Рассматривая фигурную, с крестиком-нарезкой на конце, заостренную отвертку, Николай гадал, что можно отвинчивать с ее помощью.

Шурупами с крестообразной насечкой на головках крепятся облицовка ветрового стекла (это, пожалуй, исключается), облицовка дверей (а вот это возможно, двери – полые, в них можно кое-что запрятать, только мягкое, чтобы не гремело). Есть шурупы и на сиденьях – но в сиденья тоже многое не запрячешь. Затем ручки, боковинки… Боковинки из прессованного картона. Они прикрывают проемы в кузове под приборной доской, сразу же за передними дверцами. Там, за боковинами, можно спрятать многое. Но боковинок две, а отвертка одна.

– Послушайте, ребята, а второй такой отвертки вы не находили?

– Нет.

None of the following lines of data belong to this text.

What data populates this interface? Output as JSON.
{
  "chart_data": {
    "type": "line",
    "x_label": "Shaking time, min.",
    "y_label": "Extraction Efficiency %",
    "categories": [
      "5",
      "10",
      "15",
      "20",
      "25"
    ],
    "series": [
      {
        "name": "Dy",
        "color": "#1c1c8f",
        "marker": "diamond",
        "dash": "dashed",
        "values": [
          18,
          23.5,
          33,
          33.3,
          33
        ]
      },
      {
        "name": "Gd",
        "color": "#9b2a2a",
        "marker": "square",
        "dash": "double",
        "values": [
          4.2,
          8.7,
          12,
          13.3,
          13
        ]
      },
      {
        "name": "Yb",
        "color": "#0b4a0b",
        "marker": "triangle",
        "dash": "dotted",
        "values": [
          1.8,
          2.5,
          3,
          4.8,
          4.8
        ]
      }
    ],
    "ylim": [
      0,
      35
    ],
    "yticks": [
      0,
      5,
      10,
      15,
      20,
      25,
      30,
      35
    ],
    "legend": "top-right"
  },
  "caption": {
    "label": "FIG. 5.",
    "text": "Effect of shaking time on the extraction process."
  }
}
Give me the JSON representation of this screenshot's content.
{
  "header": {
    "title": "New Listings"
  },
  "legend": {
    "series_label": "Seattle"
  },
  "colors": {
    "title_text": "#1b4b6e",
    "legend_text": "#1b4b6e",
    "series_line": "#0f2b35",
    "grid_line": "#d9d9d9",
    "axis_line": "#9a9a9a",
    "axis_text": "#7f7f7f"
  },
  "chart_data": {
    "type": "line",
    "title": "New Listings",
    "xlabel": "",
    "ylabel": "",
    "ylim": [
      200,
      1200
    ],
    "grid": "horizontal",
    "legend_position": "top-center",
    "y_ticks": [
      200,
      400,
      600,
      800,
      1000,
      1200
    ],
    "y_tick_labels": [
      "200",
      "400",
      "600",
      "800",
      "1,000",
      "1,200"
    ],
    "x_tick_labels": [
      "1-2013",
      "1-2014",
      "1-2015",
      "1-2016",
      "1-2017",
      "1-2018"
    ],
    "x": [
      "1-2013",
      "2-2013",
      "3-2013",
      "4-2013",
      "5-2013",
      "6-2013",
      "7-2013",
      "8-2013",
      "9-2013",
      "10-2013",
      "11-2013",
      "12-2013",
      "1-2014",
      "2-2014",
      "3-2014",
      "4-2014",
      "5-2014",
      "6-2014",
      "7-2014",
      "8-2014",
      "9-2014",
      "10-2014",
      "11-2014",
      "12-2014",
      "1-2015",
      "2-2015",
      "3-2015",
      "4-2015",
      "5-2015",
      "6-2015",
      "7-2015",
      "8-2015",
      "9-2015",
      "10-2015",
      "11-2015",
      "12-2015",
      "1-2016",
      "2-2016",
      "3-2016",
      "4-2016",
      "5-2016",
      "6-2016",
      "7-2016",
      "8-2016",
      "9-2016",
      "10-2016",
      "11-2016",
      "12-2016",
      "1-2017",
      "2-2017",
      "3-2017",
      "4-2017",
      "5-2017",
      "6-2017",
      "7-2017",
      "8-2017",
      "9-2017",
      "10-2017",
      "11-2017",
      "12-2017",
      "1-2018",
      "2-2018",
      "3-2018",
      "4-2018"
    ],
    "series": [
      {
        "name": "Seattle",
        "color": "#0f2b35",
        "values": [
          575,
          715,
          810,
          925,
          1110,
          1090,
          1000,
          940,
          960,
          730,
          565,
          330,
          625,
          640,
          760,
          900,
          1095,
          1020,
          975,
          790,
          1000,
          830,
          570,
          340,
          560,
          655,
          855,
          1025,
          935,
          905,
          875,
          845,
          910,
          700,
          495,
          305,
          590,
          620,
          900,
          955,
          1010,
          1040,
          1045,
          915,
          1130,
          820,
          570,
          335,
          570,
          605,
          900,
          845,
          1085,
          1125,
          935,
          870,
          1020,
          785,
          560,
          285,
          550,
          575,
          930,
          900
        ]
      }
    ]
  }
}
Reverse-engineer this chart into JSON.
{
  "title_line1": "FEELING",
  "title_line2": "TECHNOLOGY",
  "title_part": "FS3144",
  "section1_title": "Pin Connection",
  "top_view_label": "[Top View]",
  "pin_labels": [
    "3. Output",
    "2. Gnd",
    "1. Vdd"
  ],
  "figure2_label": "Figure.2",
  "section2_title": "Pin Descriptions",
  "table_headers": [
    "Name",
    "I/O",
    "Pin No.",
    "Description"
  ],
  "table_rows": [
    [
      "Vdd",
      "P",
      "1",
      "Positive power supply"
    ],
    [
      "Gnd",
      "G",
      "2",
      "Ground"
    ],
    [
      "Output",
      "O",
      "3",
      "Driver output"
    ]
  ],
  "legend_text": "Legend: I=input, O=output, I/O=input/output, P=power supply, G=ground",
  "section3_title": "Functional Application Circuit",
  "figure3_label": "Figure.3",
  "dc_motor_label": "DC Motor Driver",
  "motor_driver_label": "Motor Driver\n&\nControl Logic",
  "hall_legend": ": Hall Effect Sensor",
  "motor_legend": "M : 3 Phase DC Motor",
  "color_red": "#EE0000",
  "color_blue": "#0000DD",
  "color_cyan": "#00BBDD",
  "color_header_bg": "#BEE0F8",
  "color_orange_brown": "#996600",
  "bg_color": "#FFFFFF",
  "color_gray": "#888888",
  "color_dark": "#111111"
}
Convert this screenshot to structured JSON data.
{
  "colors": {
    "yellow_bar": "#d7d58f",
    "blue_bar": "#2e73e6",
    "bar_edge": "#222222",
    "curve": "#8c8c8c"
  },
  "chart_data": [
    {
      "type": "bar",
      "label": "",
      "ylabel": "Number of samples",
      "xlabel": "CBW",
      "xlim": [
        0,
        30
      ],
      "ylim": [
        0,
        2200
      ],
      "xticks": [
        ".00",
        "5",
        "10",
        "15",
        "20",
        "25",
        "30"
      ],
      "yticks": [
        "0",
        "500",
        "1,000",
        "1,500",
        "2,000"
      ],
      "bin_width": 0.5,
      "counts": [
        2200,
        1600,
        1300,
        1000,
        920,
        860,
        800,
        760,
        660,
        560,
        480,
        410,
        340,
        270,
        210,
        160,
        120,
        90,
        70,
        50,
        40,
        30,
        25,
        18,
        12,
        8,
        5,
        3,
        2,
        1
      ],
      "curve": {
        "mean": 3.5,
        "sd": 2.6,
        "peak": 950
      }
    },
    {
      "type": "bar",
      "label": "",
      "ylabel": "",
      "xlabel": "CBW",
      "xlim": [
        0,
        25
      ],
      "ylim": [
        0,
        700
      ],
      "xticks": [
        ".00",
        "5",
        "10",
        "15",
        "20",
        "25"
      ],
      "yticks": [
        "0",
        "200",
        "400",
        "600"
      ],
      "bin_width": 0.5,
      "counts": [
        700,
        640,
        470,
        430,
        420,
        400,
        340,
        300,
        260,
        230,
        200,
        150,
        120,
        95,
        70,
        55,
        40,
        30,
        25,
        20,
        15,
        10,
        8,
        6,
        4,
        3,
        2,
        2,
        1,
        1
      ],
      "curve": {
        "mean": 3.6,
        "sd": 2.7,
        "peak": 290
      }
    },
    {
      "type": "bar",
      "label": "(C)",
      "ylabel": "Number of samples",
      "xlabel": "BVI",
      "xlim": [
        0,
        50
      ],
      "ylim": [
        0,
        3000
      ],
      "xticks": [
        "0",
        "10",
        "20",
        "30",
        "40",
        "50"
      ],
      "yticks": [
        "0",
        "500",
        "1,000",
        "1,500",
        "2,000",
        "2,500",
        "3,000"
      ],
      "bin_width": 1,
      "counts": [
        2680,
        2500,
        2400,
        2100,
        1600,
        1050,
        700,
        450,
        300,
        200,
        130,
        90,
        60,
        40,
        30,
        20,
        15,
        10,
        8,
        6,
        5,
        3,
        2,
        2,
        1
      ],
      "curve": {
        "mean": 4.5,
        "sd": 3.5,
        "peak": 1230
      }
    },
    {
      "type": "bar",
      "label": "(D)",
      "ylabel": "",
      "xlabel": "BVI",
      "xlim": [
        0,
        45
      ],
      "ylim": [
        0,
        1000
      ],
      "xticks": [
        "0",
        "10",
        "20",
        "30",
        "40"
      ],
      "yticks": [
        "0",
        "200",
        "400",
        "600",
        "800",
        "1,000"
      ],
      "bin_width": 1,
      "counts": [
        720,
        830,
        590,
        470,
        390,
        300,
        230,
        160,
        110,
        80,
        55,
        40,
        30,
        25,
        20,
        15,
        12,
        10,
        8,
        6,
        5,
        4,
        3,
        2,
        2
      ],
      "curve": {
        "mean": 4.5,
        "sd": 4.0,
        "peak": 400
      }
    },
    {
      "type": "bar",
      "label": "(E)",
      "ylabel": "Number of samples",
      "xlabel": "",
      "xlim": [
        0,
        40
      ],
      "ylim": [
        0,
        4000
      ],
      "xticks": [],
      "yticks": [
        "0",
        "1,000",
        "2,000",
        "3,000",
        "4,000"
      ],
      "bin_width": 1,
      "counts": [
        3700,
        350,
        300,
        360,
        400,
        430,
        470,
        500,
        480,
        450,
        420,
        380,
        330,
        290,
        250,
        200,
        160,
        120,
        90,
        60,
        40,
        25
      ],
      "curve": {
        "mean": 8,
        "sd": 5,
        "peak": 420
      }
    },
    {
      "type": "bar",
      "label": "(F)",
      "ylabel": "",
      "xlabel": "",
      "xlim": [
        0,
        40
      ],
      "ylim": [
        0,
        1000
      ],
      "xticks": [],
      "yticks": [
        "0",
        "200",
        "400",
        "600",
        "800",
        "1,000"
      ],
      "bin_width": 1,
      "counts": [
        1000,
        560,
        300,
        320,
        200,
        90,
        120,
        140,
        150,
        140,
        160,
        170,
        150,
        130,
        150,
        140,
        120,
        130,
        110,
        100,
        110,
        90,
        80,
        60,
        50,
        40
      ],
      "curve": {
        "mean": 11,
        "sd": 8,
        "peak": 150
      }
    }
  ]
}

А их было две?

– Да, мне кажется, что их было две. Поищите заодно и еще одну отвертку.

– Ладно. Будем искать и отвертку.

Они распрощались дружески.

Хорошо, когда попадаются смышленые ребята и когда взрослые не задаются.

Только во второй половине дня Грошев приехал в тюрьму. Аркадий Хромов вошел в следственную камеру бочком, робко. Тусклый свет из зарешеченного окна высветил рыжую щетину на разом ввалившихся щеках. Глаза смотрели пристально, настороженно, но уже просяще.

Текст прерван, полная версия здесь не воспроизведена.